Valiengo alerta, porém, que alguns pacientes melhoram; outros, não. A eficácia do tratamento é a mesma dos antidepressivos, em torno de 50% a 60%. Conclusões estatísticas mais precisas serão possíveis apenas ao fim do estudo. Desde o ano passado, a pesquisa já tratou 60 idosos acima de 60 anos - a meta é alcançar 110, o que deve acontecer na metade do ano que vem.  Embora comum nos Estados Unidos, onde foi aprovada em 2008, a técnica ainda é pouco conhecida no Brasil. Por aqui, sua validação pela Agência Nacional de Vigilância Sanitária (Anvisa) e pelo Conselho Federal de Medicina (CFM) data de 2012. Outro fator que dificulta a popularização são os custos da sessão, entre R$ 300 e R$ 500. E não há cobertura de convênios.

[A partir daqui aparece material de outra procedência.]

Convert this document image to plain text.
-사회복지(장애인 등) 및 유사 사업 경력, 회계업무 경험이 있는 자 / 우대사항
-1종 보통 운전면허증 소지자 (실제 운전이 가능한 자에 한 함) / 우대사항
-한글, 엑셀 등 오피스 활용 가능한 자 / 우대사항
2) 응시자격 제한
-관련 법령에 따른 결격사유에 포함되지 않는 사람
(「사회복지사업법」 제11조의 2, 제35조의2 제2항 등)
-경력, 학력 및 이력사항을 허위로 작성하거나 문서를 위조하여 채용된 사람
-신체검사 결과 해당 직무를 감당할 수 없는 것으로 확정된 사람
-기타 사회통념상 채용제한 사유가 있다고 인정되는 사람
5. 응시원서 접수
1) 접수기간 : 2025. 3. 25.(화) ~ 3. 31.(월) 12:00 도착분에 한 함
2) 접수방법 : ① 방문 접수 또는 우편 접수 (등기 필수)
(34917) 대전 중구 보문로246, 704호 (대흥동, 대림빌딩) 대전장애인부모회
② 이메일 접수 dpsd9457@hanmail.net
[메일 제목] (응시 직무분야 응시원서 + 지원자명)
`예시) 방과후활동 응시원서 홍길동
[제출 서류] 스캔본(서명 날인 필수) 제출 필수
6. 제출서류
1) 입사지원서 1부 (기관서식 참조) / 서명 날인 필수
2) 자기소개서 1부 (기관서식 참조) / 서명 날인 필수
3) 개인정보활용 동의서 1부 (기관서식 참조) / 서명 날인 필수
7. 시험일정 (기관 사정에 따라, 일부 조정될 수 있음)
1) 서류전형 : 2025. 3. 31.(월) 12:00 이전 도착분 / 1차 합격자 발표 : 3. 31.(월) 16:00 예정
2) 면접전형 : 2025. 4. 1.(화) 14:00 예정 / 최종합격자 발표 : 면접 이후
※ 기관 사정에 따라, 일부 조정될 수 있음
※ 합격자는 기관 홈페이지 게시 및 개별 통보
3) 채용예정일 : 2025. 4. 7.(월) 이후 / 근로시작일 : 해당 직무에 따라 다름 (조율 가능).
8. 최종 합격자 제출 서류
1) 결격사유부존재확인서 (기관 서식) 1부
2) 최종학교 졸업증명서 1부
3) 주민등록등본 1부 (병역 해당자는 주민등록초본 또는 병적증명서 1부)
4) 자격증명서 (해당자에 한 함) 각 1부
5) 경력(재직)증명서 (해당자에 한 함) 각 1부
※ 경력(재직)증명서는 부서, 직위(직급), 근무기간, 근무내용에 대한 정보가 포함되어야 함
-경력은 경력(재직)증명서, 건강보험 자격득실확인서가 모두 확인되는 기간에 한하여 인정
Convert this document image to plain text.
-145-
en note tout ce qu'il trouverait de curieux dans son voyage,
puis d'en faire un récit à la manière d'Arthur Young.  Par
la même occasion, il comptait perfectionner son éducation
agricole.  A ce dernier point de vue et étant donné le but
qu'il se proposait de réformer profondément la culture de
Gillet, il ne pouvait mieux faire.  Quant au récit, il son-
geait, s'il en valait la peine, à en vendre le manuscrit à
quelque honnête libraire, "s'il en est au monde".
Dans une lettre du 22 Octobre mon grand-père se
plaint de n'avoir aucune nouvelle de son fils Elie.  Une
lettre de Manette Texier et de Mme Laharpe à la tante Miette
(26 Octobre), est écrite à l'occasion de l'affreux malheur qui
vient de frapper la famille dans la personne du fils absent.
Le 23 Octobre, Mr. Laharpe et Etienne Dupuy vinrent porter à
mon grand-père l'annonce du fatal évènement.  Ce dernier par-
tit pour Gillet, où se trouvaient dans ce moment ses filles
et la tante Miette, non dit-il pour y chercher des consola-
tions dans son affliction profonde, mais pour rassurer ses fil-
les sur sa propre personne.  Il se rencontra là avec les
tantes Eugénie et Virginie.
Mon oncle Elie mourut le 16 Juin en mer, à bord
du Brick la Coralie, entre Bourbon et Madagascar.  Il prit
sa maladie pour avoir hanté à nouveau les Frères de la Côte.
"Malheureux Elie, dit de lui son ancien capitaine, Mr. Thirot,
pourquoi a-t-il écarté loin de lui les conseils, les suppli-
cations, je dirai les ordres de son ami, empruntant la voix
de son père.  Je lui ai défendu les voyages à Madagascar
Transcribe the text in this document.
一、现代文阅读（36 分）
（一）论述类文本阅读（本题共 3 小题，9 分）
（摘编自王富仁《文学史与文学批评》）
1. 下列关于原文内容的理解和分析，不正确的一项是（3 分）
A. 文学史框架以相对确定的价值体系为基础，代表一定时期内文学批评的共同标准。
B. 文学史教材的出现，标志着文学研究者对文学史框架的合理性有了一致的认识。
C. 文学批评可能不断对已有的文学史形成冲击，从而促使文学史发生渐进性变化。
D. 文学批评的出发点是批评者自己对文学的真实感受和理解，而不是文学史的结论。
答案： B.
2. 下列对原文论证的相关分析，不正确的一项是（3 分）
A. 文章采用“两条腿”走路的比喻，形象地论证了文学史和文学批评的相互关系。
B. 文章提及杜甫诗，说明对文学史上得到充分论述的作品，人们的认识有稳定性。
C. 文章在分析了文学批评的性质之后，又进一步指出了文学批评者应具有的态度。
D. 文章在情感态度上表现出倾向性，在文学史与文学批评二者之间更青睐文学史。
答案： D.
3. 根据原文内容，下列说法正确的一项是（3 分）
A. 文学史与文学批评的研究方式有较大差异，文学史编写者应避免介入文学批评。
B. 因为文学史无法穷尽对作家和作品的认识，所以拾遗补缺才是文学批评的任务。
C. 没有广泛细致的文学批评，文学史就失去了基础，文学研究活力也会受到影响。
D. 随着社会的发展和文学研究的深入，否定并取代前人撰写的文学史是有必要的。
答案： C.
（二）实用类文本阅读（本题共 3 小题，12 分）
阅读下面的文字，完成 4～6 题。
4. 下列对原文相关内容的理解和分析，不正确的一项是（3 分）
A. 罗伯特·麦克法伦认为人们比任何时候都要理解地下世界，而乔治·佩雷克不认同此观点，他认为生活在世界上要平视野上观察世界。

Christiane Machado Santana, diretora Científica da Sociedade Brasileira de Geriatria e Gerontologia (SBGG), alerta ainda para a necessidade de mais pesquisas sobre essa técnica. “Não é um método muito usado. Mas é interessante pensar em uma forma praticamente isenta de efeitos adversos para uma população tão exposta a medicamentos. Mais pesquisas são necessárias para que se torne um método alternativo válido para o tratamento da depressão em idosos”, observa. Essa é a mesma opinião do psiquiatra Lucas F. B. Mella, especialista em psicogeriatria, coordenador do Serviço de Psiquiatria Geriátrica e Neuropsiquiatria da Unicamp. “É uma boa alternativa de tratamento, mas ainda pouco frequente na prática clínica.”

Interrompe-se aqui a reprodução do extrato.